Unique also was the way in which Pebblecombe Regis was governed.

 


East Devon Golf Club, supposedly the seat of power in the area according to Delderfield

"The village expanded, of course, but not nearly as rapidly as one might imagine, for it was administered from the Golf House and each prospective newcomer had to undergo fierce scrutiny before he was encouraged to settle. Qualifications for residence were never actually set down on paper but they were there all right, as an impudent wholesale ironmonger discovered when he blew in from his factory at Middlesborough and moved out with a flea in his ear three months later."

With the special nature of Pebblecombe Regis came prosperity. "All through the last decades of the nineteenth century, and up to the outbreak of the Second World War, Pebblecombe Regis retained its air of exquisite aloofnesss towards the rest of the British Isles," writes Delderfield. "Its politics were, of course, militantly right-wing, and a Liberal agent who ventured to speak an apologetic word there on behalf of Asquith in 1911 narrowly escaped a lynching."

The rest of Britain did not take too kindly to such attitudes, we’re told, and in the 1920s Pebblecombe Regis "became a music-hall joke."  But for people who depended for their livelihood on what had now become a popular and exclusive community it was no laughing matter.

"Those who lived within range of it, or had business in it, took its prejudices very seriously indeed. The High Street at noon terrified the boldest democrat. The tradespeople used the back streets and dared not send in their bills until they were demanded. Golf was played all day and bridge every evening, all other social activities, apart from the cultivation of giant vegetable marrows and white chrysanthemums, being prohibited as likely to attract visitors." 


Budleigh Salterton's much vaunted exclusivity is the butt of 1930s cartoonist G.S. Sherwood in this illustration from The Humorist  

The text reads:
 He:- Could you direct me to Budlear-Saunterton?
She:- I could, but I must ask you not to press your question, as we are anxious to keep the village exclusive


Delderfield blames the Americans for bringing about "the first real change in more than seventy years" to Pebblecombe Regis.  "One morning in 1944" a column of GIs appeared in the town to the discomfiture of the town's Home Guard "which consisted almost entirely of men above the rank of lieutenant-colonel."

However the author explains that the Americans didn't stay very long. "Their officer made a few friendly overtures in the district but he somehow got the impression that he had run headlong into the German General Staff and hastily withdrew further inland."

But the experience of meeting their transatlantic allies had unsettled the town, and the damage was done. "Soon after that, a spirit of sullen defeatism spread through the town and cracks began to appear in the principal bastions.
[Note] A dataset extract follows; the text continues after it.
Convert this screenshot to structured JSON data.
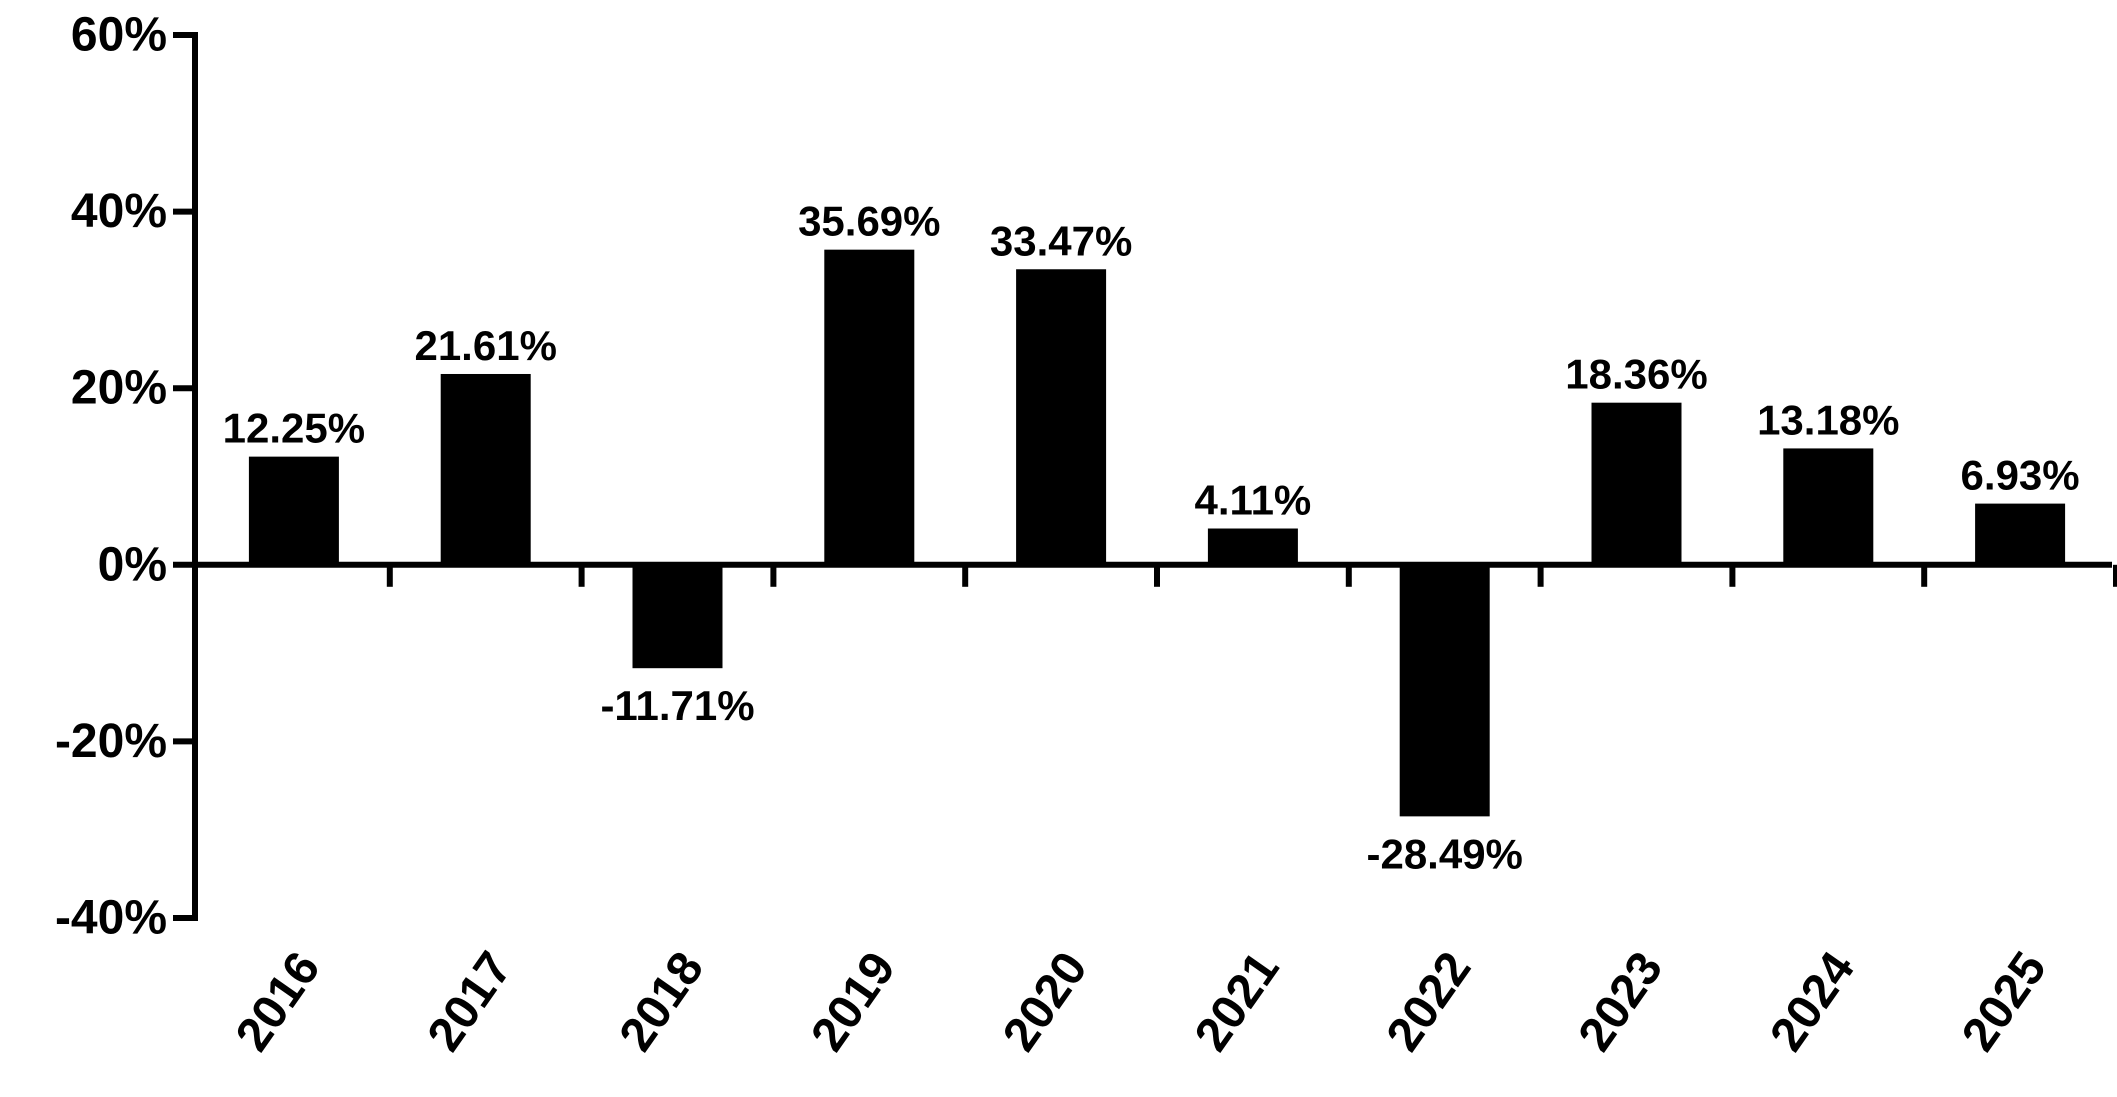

To say Pebblecombe Regis became like other villages would be a gross misstatement of fact, but it certainly never recovered from the shock of that first American parade."

Daily evidence of rot was now noted by observers. Delderfield quotes the example of an ice-cream vendor who stopped in the High Street and openly sold his wares to the children of a newsagent. The last straw came when a major-general, denounced as a Quisling by residents, sold "a house called 'Travancore' to a manufacturer of blotting-paper from Stoke-on-Trent."

"The Old Guard fought a magnificent retiring action and dug in for a last stand on the western edge of the town," he writes. But by the time that Delderfield and his wife May had moved in "at least a dozen families in the district were prepared to regard the writing of comedies as a profession and not a trade."

Pebblecombe Regis -  "the ante-room of Valhalla" as Delderfield calls it - echoes the epithet 'God's Waiting Room' often applied to a certain East Devon seaside resort. Yes, I’m afraid, it’s very definitely dear old Budleigh Salterton. Delderfield’s frequent references in the book to his friend "Doctor Tom" are surely to the town’s GP, the husband of artist and fellow-writer Joyce Dennys.

And in 1970 Delderfield confirmed the identity of Pebblecombe Regis when he described in another book, Overture for Beginners, how the road out of Exmouth climbs "east to the frontier of The Curry, otherwise known as Budleigh Salterton."